Publicado em 11 de maio de 2020 às 08h08.

Última atualização em 11 de maio de 2020 às 13h42.

Neste momento, o mundo todo precisa lidar com uma grande questão. E não se trata de como fazer a economia crescer novamente. Felizmente sabemos a resposta para isso. As experiências que já tivemos anteriormente nos ajudaram a desenvolver fórmulas para a revitalização da economia. A grande questão à qual me refiro e para a qual devemos achar uma resposta é: Vamos fazer o mundo regredir para onde estava antes do novo coronavírus chegar, ou vamos redesenhá-lo?

Não é preciso dizer que o mundo pré-corona não era bom para nós. Antes da pandemia se tornar notícia, estávamos literalmente contando os dias até que todo planeta se tornasse inadequado para a existência humana através de alguma catástrofe climática; ou desemprego maciço em decorrência da inteligência artificial; sem falar nas consequências depois que a concentração de riquezas atingisse um nível explosivo. Estávamos conscientizando uns ao outros que a década atual seria a década da última chance.

Então, devemos deixar que o mundo volte ao ponto em que estava? A escolha é inteiramente nossa. O coronavírus mudou repentinamente o curso da situação e abriu audaciosas possibilidades que nunca existiram antes. De repente, não estamos mais em uma tábula rasa. Podemos seguir a direção que quisermos. Antes de reiniciarmos a economia, devemos ter em mente que tipo de economia queremos. Primeiro e mais importante: economia é um meio para nos ajudar a alcançar os objetivos estabelecidos por nós. A economia não deve nos fazer sentir desamparados e não deve se comportar como uma armadilha mortal projetada para nos punir. É uma ferramenta criada por nós. Devemos ter isso em mente para que continuemos projetando-a e redesenhando-a até que isso permita que cheguemos à maior felicidade coletiva possível.

Se em algum momento sentirmos que a economia não está nos levando aonde queremos ir, saberemos imediatamente que existe algo errado com os mecanismos que estamos usando. Tudo o que precisamos fazer é consertá-los. Não podemos dar desculpas do tipo: “Não podemos alcançar nossos objetivos porque nossas ferramentas não nos permitem fazer isso”. Se a ideia é criar um mundo com zero emissão líquida de carbono, devemos construir ferramentas para isso. Se queremos um mundo com zero desemprego, fazemos o mesmo. Se queremos um mundo onde não haverá concentração de riqueza, fazemos o mesmo. É tudo sobre a construção das ferramentas certas. O poder está em nós, nada é impossível para os seres humanos.

A notícia mais reconfortante é que a crise do coronavírus nos oferece oportunidades quase ilimitadas para começar de novo. Podemos começar a projetar nosso hardware e nosso software em uma tela quase limpa.

A recuperação pós-coronavírus deve ser uma recuperação da consciência social

Uma simples decisão global unânime nos ajudará extraordinariamente: a instrução clara de que não queremos voltar para onde estávamos.

Os governos devem garantir aos cidadãos que os programas de recuperação que virão sejam diferentes de todos os criados anteriormente. Não deve ser, como de costume, uma medida de recuperação para restabelecer apenas os negócios. Deve ser uma recuperação focada nas pessoas e no planeta; e os negócios passariam a desempenhar um papel fundamental para que isso aconteça.

O ponto de partida para o programa de recuperação pós-corona deve colocar a consciência social e ambiental no centro das tomadas de decisões.

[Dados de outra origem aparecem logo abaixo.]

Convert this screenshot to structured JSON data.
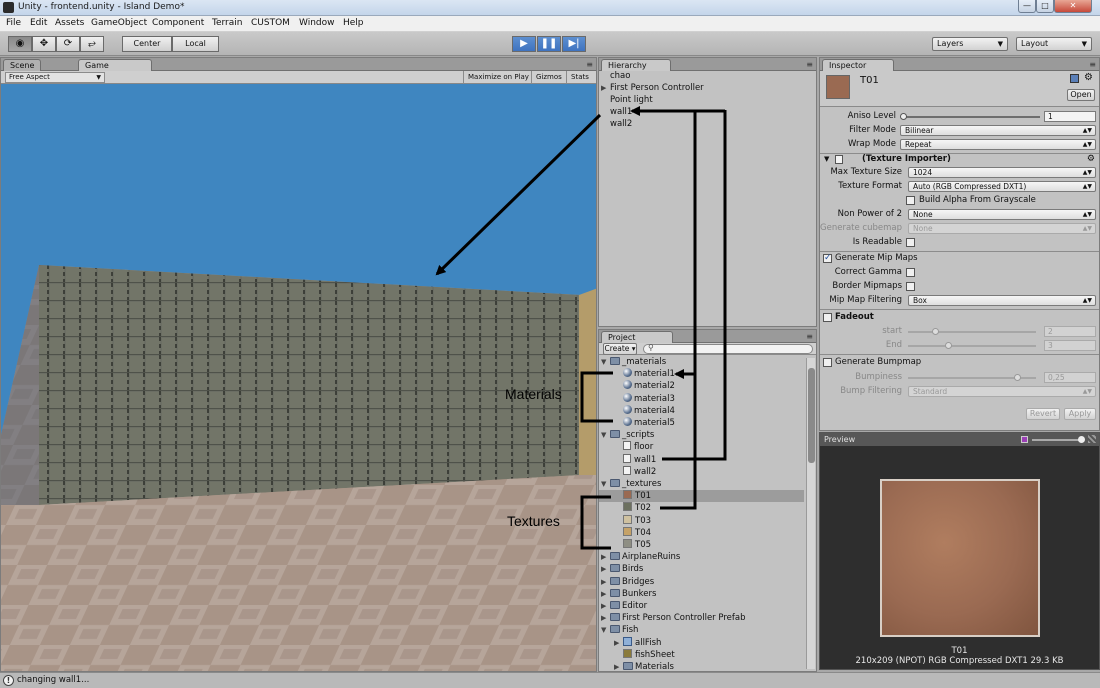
{
  "window": {
    "title": "Unity - frontend.unity - Island Demo*"
  },
  "menu": [
    "File",
    "Edit",
    "Assets",
    "GameObject",
    "Component",
    "Terrain",
    "CUSTOM",
    "Window",
    "Help"
  ],
  "toolbar": {
    "pivot_label": "Center",
    "space_label": "Local",
    "layers_label": "Layers",
    "layout_label": "Layout",
    "play_active": true
  },
  "scene_tab": "Scene",
  "game_tab": "Game",
  "game_bar": {
    "aspect": "Free Aspect",
    "maximize": "Maximize on Play",
    "gizmos": "Gizmos",
    "stats": "Stats"
  },
  "hierarchy": {
    "tab": "Hierarchy",
    "items": [
      {
        "label": "chao",
        "expandable": false
      },
      {
        "label": "First Person Controller",
        "expandable": true
      },
      {
        "label": "Point light",
        "expandable": false
      },
      {
        "label": "wall1",
        "expandable": false
      },
      {
        "label": "wall2",
        "expandable": false
      }
    ]
  },
  "project": {
    "tab": "Project",
    "create_label": "Create",
    "search_placeholder": "",
    "items": [
      {
        "label": "_materials",
        "kind": "folder",
        "depth": 0,
        "open": true
      },
      {
        "label": "material1",
        "kind": "material",
        "depth": 1
      },
      {
        "label": "material2",
        "kind": "material",
        "depth": 1
      },
      {
        "label": "material3",
        "kind": "material",
        "depth": 1
      },
      {
        "label": "material4",
        "kind": "material",
        "depth": 1
      },
      {
        "label": "material5",
        "kind": "material",
        "depth": 1
      },
      {
        "label": "_scripts",
        "kind": "folder",
        "depth": 0,
        "open": true
      },
      {
        "label": "floor",
        "kind": "script",
        "depth": 1
      },
      {
        "label": "wall1",
        "kind": "script",
        "depth": 1
      },
      {
        "label": "wall2",
        "kind": "script",
        "depth": 1
      },
      {
        "label": "_textures",
        "kind": "folder",
        "depth": 0,
        "open": true
      },
      {
        "label": "T01",
        "kind": "texture",
        "depth": 1,
        "color": "#9a6a52",
        "selected": true
      },
      {
        "label": "T02",
        "kind": "texture",
        "depth": 1,
        "color": "#6c705f"
      },
      {
        "label": "T03",
        "kind": "texture",
        "depth": 1,
        "color": "#cfc1a0"
      },
      {
        "label": "T04",
        "kind": "texture",
        "depth": 1,
        "color": "#c5a268"
      },
      {
        "label": "T05",
        "kind": "texture",
        "depth": 1,
        "color": "#8e8e83"
      },
      {
        "label": "AirplaneRuins",
        "kind": "folder",
        "depth": 0,
        "open": false
      },
      {
        "label": "Birds",
        "kind": "folder",
        "depth": 0,
        "open": false
      },
      {
        "label": "Bridges",
        "kind": "folder",
        "depth": 0,
        "open": false
      },
      {
        "label": "Bunkers",
        "kind": "folder",
        "depth": 0,
        "open": false
      },
      {
        "label": "Editor",
        "kind": "folder",
        "depth": 0,
        "open": false
      },
      {
        "label": "First Person Controller Prefab",
        "kind": "folder",
        "depth": 0,
        "open": false
      },
      {
        "label": "Fish",
        "kind": "folder",
        "depth": 0,
        "open": true
      },
      {
        "label": "allFish",
        "kind": "prefab",
        "depth": 1,
        "expandable": true
      },
      {
        "label": "fishSheet",
        "kind": "texture",
        "depth": 1,
        "color": "#8a7a3a"
      },
      {
        "label": "Materials",
        "kind": "folder",
        "depth": 1,
        "open": false
      }
    ]
  },
  "annotations": {
    "materials_label": "Materials",
    "textures_label": "Textures"
  },
  "inspector": {
    "tab": "Inspector",
    "asset_name": "T01",
    "open_label": "Open",
    "aniso_label": "Aniso Level",
    "aniso_value": "1",
    "filter_label": "Filter Mode",
    "filter_value": "Bilinear",
    "wrap_label": "Wrap Mode",
    "wrap_value": "Repeat",
    "importer_title": "(Texture Importer)",
    "max_size_label": "Max Texture Size",
    "max_size_value": "1024",
    "format_label": "Texture Format",
    "format_value": "Auto (RGB Compressed DXT1)",
    "alpha_label": "Build Alpha From Grayscale",
    "npot_label": "Non Power of 2",
    "npot_value": "None",
    "cubemap_label": "Generate cubemap",
    "cubemap_value": "None",
    "readable_label": "Is Readable",
    "mip_label": "Generate Mip Maps",
    "gamma_label": "Correct Gamma",
    "border_mip_label": "Border Mipmaps",
    "mip_filter_label": "Mip Map Filtering",
    "mip_filter_value": "Box",
    "fadeout_label": "Fadeout",
    "start_label": "start",
    "start_value": "2",
    "end_label": "End",
    "end_value": "3",
    "bump_label": "Generate Bumpmap",
    "bumpiness_label": "Bumpiness",
    "bumpiness_value": "0,25",
    "bump_filter_label": "Bump Filtering",
    "bump_filter_value": "Standard",
    "revert_label": "Revert",
    "apply_label": "Apply"
  },
  "preview": {
    "header": "Preview",
    "name": "T01",
    "info": "210x209 (NPOT)  RGB Compressed DXT1  29.3 KB"
  },
  "status": {
    "message": "changing wall1..."
  },
  "colors": {
    "sky": "#3f86c0",
    "wall": "#6b6e64",
    "floor": "#a89487",
    "play_accent": "#4a7fc8"
  }
}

Os governos devem garantir que nem um único dólar seja oferecido a ninguém, a menos que o governo tenha a certeza de que trará benefício social e ambiental máximo para a sociedade. Todas as ações de recuperação devem levar à criação de uma consciência econômica social e ambiental para o país, bem como para o mundo.

A hora é agora

Podemos começar por pacotes de resgate econômicos, conforme as recomendações que já conhecemos, mas que serão usados com essa consciência social que vai direcionar os planos e ações. Esses planos devem ser elaborados agora, no auge da crise. Quando a crise acabar, haverá uma enxurrada de velhas ideias e exemplos antigos para apressar as resoluções à sua própria maneira.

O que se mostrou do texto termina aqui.